EfD-Kenya fellows Wilfred Nyangena and Geophrey Sikei, were engaged in the review and synthesis of literature on climate change research in the COMESA region and how it has influenced policy. This was at the request of the Regional Strategic Analysis and Knowledge Support System for Eastern and Central Africa (ReSAKSS-ECA). Special focus was on the links between climate change, agriculture and food security.

This review was informed by the vulnerability of the poor and the marginalized to impacts of climate change. Thus, the review was meant to guide policy makers to target and implement effective adaptation initiatives. The study provided an assessment of the extent to which information from climate change studies is being integrated into development practice and decision making in agricultural activities in the COMESA region.

Within the COMESA region, little is known about the research evidence available to inform policy formulation. Moreover, it is not clear how the policy initiatives being implemented are informed by scientific evidence. There are relatively few studies on the extent of impacts of climate change or even the effectiveness of available adaptation strategies. There are even fewer studies on climate change mitigation. The existing studies are scattered in various sources; there is lack of a comprehensive synthesis of the available knowledge.

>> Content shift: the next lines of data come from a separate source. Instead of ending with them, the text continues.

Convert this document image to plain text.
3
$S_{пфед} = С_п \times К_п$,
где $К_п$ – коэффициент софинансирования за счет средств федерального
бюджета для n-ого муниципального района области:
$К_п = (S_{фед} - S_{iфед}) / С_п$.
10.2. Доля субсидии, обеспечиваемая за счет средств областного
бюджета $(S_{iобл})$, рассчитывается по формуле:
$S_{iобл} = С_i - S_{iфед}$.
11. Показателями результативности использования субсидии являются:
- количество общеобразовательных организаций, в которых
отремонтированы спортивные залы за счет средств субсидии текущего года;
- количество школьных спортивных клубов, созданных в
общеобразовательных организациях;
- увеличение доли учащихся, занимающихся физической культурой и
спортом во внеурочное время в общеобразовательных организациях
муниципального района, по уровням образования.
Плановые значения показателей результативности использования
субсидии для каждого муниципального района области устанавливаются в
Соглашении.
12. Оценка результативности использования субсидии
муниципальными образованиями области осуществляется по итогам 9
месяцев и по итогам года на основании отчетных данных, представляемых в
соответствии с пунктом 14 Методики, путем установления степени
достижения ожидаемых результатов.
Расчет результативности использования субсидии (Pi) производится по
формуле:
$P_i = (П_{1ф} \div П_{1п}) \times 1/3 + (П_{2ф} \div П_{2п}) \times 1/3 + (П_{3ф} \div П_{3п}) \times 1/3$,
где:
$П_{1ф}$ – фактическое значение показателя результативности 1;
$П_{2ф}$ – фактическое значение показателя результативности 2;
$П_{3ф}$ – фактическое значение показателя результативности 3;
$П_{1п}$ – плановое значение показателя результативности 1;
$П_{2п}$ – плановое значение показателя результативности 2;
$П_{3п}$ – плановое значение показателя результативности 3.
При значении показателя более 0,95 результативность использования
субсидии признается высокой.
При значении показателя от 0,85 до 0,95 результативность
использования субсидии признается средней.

The review has shown that climate change is already here with us and its effects are predicted to worsen, with serious implications on food security, income generation and livelihood systems. Evidence shows that there are very few peer reviewed papers by African scientists on almost any aspects of climate change, from social to scientific works. The majority of the work is by experts from elsewhere, an indication that either local capacity is lacking or there are no research funds or interest from local institutions. Studies on estimations and modeling of climate change have been done at a very high scale or at a global scale. These global models are unable to represent finite atmospheric features that occur at local levels. Yet, these smaller details can have a big impact on local climate, which is one reason the effects of climate change are expected to vary from one geographic location to the other. Downscaling climate models is critical as it can allow for examination of relatively small areas in detail - in some cases down to 25 square kilometers, a far higher resolution than that offered by global climate model simulations. Downscaled data can be used to develop more precise climate change adaptation plans. Without such data, this inadequacy results in high climate risks.

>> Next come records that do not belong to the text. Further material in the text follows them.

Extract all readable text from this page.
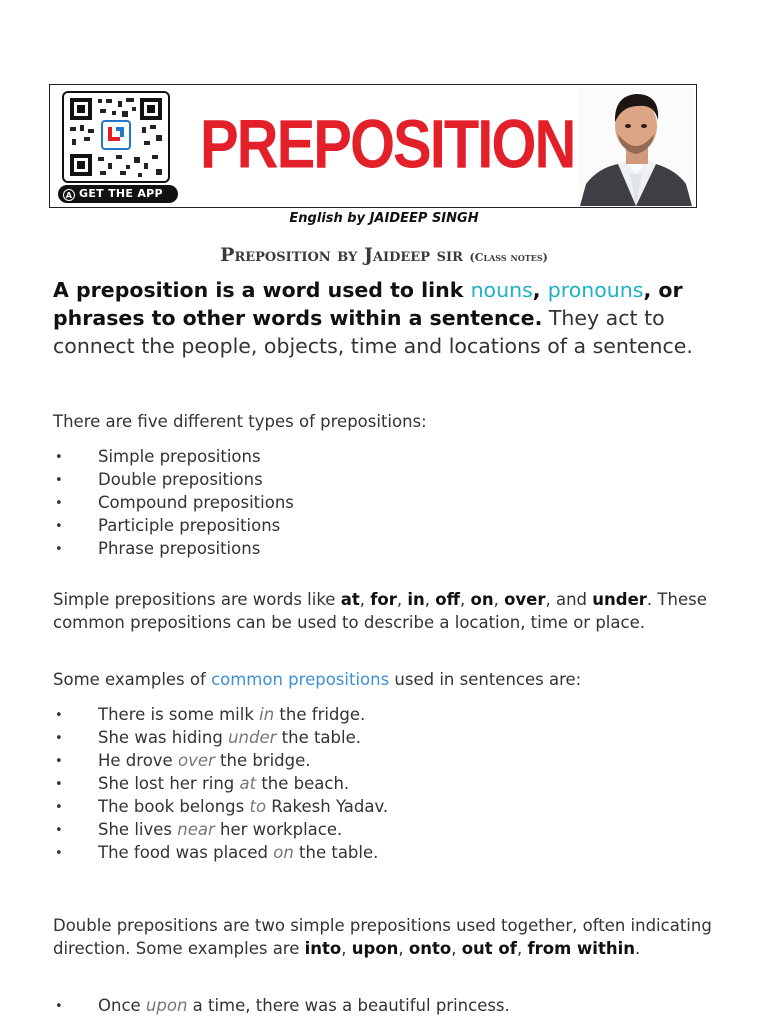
A GET THE APP
PREPOSITION
English by JAIDEEP SINGH
Preposition by Jaideep sir (Class notes)
A preposition is a word used to link nouns, pronouns, or phrases to other words within a sentence. They act to connect the people, objects, time and locations of a sentence.
There are five different types of prepositions:
• Simple prepositions
• Double prepositions
• Compound prepositions
• Participle prepositions
• Phrase prepositions
Simple prepositions are words like at, for, in, off, on, over, and under. These common prepositions can be used to describe a location, time or place.
Some examples of common prepositions used in sentences are:
• There is some milk in the fridge.
• She was hiding under the table.
• He drove over the bridge.
• She lost her ring at the beach.
• The book belongs to Rakesh Yadav.
• She lives near her workplace.
• The food was placed on the table.
Double prepositions are two simple prepositions used together, often indicating direction. Some examples are into, upon, onto, out of, from within.
• Once upon a time, there was a beautiful princess.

Governments have reacted by formulation of policies and strategies for dealing with climate change causes and impacts, both at national and regional levels, which is a good starting point. However, the main challenge lies in the implementation of the identified priorities, a step that remains largely unfulfilled due to financial, technical and even capacity constraints. Worse still is that the priority identification may not be well embedded in science, given the paucity of precise information on climate change at a local scale.